When a scientist discusses memory research, he will typically discuss the case of patient HM, a patient who was bad at forming new memories after damage to the tiny brain region called the hippocampus. Again and again, writers will speak as if this proves the hippocampus is crucial to memory. It certainly does not. The same very rare effect of having a problem in forming new memories cropped up (as reported here) in a man who underwent a dental operation (a root canal). The man had no brain damage, but after the root canal he was reportedly unable to form new memories. Such cases are baffling, and the fact that they can come up with or without brain damage tells us no clear tale about whether the hippocampus is crucial for memory. The hemispherectomy cases suggest that the hippocampus is not crucial for memory, for each patient who had a hemispherectomy lost one of their two hippocampuses, and overall there was little permanent effect on the ability to form new memories.

A scientific paper tells us that “lesions of the rodent hippocampus do not produce reliable anterograde amnesia for context fear,” meaning rodents with a damaged hippocampus can still produce new memories. The paper also tells us, “These data suggest that the hippocampus is normally involved in context conditioning but is not necessary for learning to occur.” So it seems that the main claim that neuroscientists cite to persuade us that they have some understanding of a neural basis for memory (the claim that the hippocampus is “crucial” for memory) is really a factoid that is not actually well established. 

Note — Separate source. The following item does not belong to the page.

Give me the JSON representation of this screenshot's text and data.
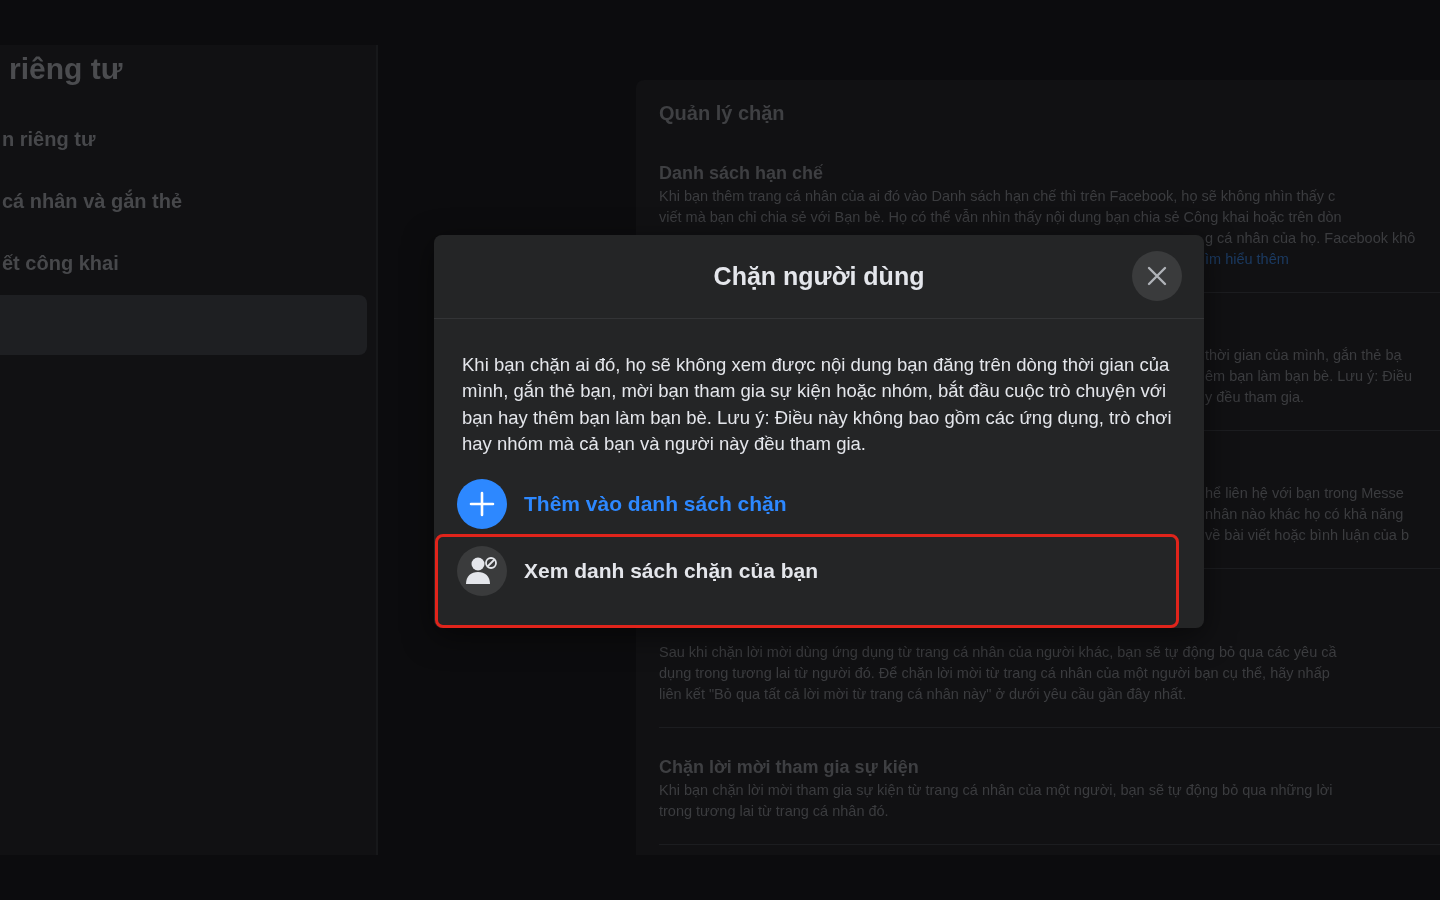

Postscript: The case of patient HM has been cited innumerable times by those eager to suggest that memories are brain based. Such persons usually tell us that patient HM was someone unable to form any new memories.  But a 14-year follow-up study of patient HM (whose memory problems started in 1953) actually tells us that HM was able to form some new memories. The study says this on page 217:

In February 1968, when shown the head on a Kennedy half-dollar, he said, correctly, that the person portrayed on the coin was President Kennedy. When asked him whether President Kennedy was dead or alive, and he answered, without hesitation, that Kennedy had been assassinated...In a similar way, he recalled various other public events, such as the death of Pope John (soon after the event), and recognized the name of one of the astronauts, but his performance in these respects was quite variable. 

The study also says that patient HM was able to learn a maze (although learning it only very slowly),  and was able eventually to walk the maze three times in a row without error.